Kitboga then mentions his long‑term partnership with Kraken, a cryptocurrency exchange he says is the only one he personally trusts. He notes that the fraud team there shares his goal of making scammers miserable, and that their financial support has helped his team increase its impact both on and off camera.

He points viewers to kraken.com/kitboga to learn more about how Kraken’s security works.

Finally, he closes with a few key reminders:

  • Do not buy gift cards in large quantities for anyone who asks over the phone.
  • Scam-baiting is done so others can laugh and learn, while being safer in real life.
  • Viewers should remember that they are valuable and that they matter.

He signs off promising to see viewers in the next video, underscoring that the ultimate goal is not just pranking scammers, but reducing victimization by exposing how these schemes operate.
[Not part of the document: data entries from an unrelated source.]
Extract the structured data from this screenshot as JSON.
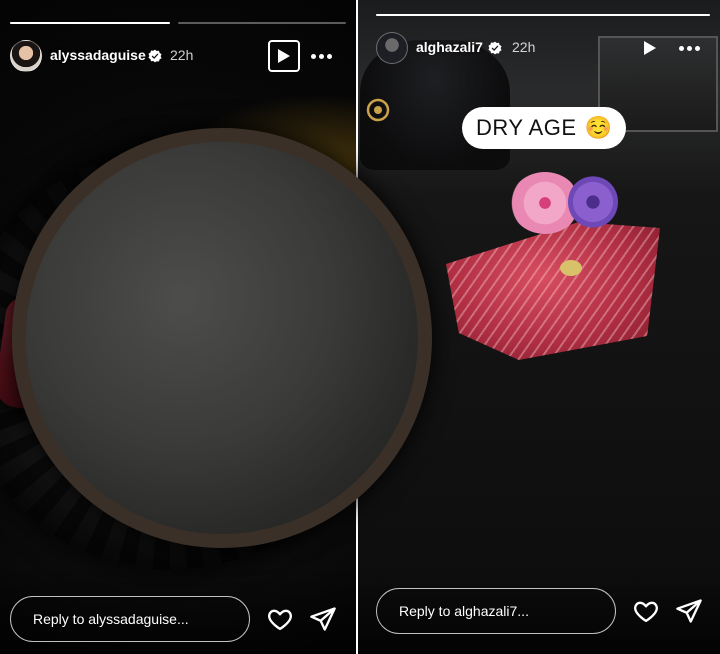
{
  "stories": [
    {
      "username": "alyssadaguise",
      "time": "22h",
      "reply_placeholder": "Reply to alyssadaguise...",
      "progress": [
        1.0,
        0.0
      ],
      "icons": {
        "play": "play-icon",
        "more": "more-icon",
        "verified": "verified-badge-icon",
        "like": "heart-icon",
        "share": "send-icon"
      }
    },
    {
      "username": "alghazali7",
      "time": "22h",
      "caption": "DRY AGE",
      "caption_emoji": "☺️",
      "reply_placeholder": "Reply to alghazali7...",
      "progress": [
        1.0
      ],
      "icons": {
        "play": "play-icon",
        "more": "more-icon",
        "verified": "verified-badge-icon",
        "like": "heart-icon",
        "share": "send-icon"
      }
    }
  ],
  "colors": {
    "accent": "#ffffff",
    "caption_bg": "#ffffff"
  }
}
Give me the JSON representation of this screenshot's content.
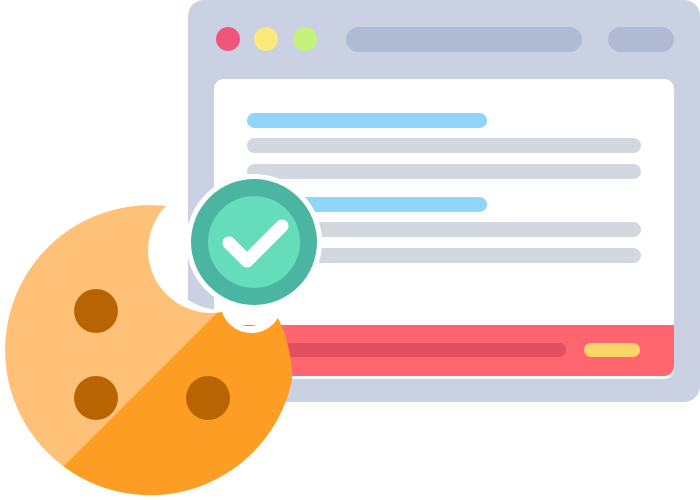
{
  "illustration": {
    "subject": "cookie-consent",
    "colors": {
      "window_frame": "#C9D1E3",
      "window_bar_shapes": "#B0BAD3",
      "content_panel": "#FFFFFF",
      "dot_red": "#F2557A",
      "dot_yellow": "#FCE97B",
      "dot_green": "#C6F27A",
      "heading_line": "#8ED6FB",
      "text_line": "#D3D7DE",
      "banner": "#FF656E",
      "banner_inner_line": "#E24F5E",
      "banner_button": "#FCD56A",
      "check_ring": "#4AB5A0",
      "check_fill": "#66DDBA",
      "check_mark": "#FFFFFF",
      "cookie_light": "#FEC177",
      "cookie_dark": "#FE9D24",
      "chip": "#B86402"
    },
    "icons": [
      "browser-window-icon",
      "check-badge-icon",
      "cookie-icon"
    ]
  }
}
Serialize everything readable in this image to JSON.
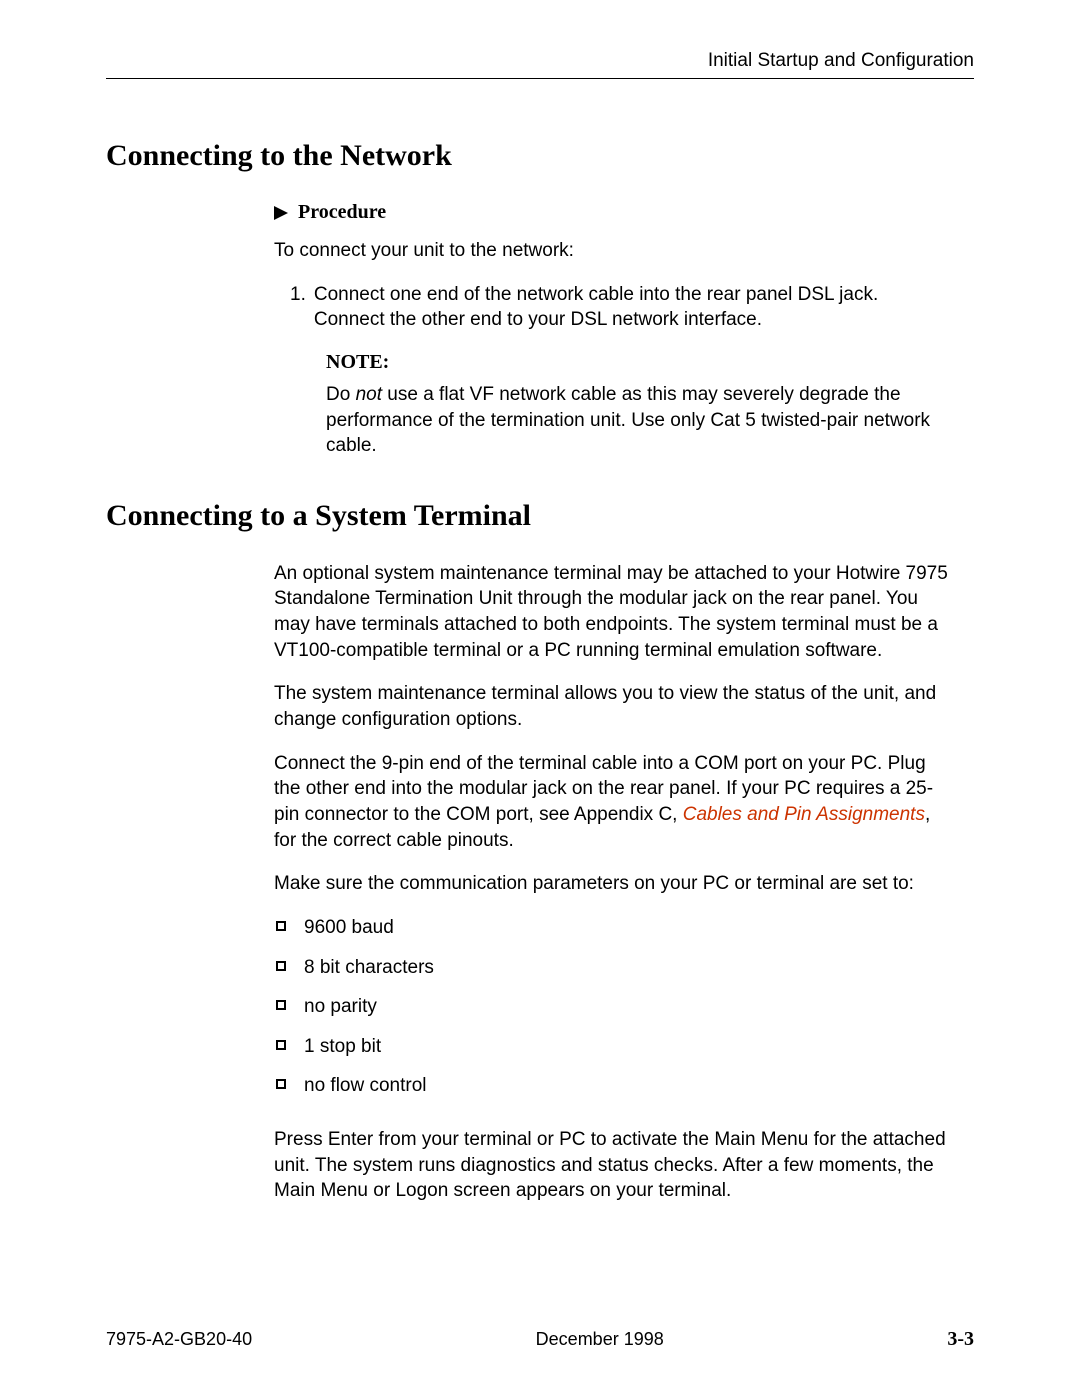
{
  "header": {
    "right_text": "Initial Startup and Configuration"
  },
  "section1": {
    "title": "Connecting to the Network",
    "procedure_label": "Procedure",
    "intro": "To connect your unit to the network:",
    "step1_num": "1.",
    "step1_text": "Connect one end of the network cable into the rear panel DSL jack. Connect the other end to your DSL network interface.",
    "note_title": "NOTE:",
    "note_pre": "Do ",
    "note_not": "not",
    "note_post": " use a flat VF network cable as this may severely degrade the performance of the termination unit. Use only Cat 5 twisted-pair network cable."
  },
  "section2": {
    "title": "Connecting to a System Terminal",
    "para1": "An optional system maintenance terminal may be attached to your Hotwire 7975 Standalone Termination Unit through the modular jack on the rear panel. You may have terminals attached to both endpoints. The system terminal must be a VT100-compatible terminal or a PC running terminal emulation software.",
    "para2": "The system maintenance terminal allows you to view the status of the unit, and change configuration options.",
    "para3_pre": "Connect the 9-pin end of the terminal cable into a COM port on your PC. Plug the other end into the modular jack on the rear panel. If your PC requires a 25-pin connector to the COM port, see Appendix C, ",
    "para3_link": "Cables and Pin Assignments",
    "para3_post": ", for the correct cable pinouts.",
    "para4": "Make sure the communication parameters on your PC or terminal are set to:",
    "bullets": {
      "b1": "9600 baud",
      "b2": "8 bit characters",
      "b3": "no parity",
      "b4": "1 stop bit",
      "b5": "no flow control"
    },
    "para5": "Press Enter from your terminal or PC to activate the Main Menu for the attached unit. The system runs diagnostics and status checks. After a few moments, the Main Menu or Logon screen appears on your terminal."
  },
  "footer": {
    "left": "7975-A2-GB20-40",
    "center": "December 1998",
    "right": "3-3"
  }
}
Key Takeaways: AI as a Shield, Not a Shortcut

In this call, Kitboga flips a scammer’s own AI skepticism into a weapon:

  • The scammer claims AI could never replace his “services.”
  • Richard uses “AI” (and the idea of AI) to:
    • Constantly stall the process
    • Ask logical questions about banks and gift cards
    • Ultimately keep all the value from the gift cards for himself instead of the scammer

At the same time, the video reinforces grounded lessons:

  • Tech support/refund scams follow recognizable scripts: fake security alerts, remote control, over-refunds, and gift cards.
  • Knowledge—whether from an AI tool or human sources—can flag those patterns before money is lost.
  • Tools like Serif Secure and vigilant fraud teams, such as the one Kitboga highlights at Kraken, can reduce the damage scammers do.

The meltdown is entertaining, but the core message is sober: never share remote access, never give banking details to unsolicited callers, and never pay “refunds” or “fees” with gift cards. Knowledge and skepticism, not panic, are what protect people from calls like this.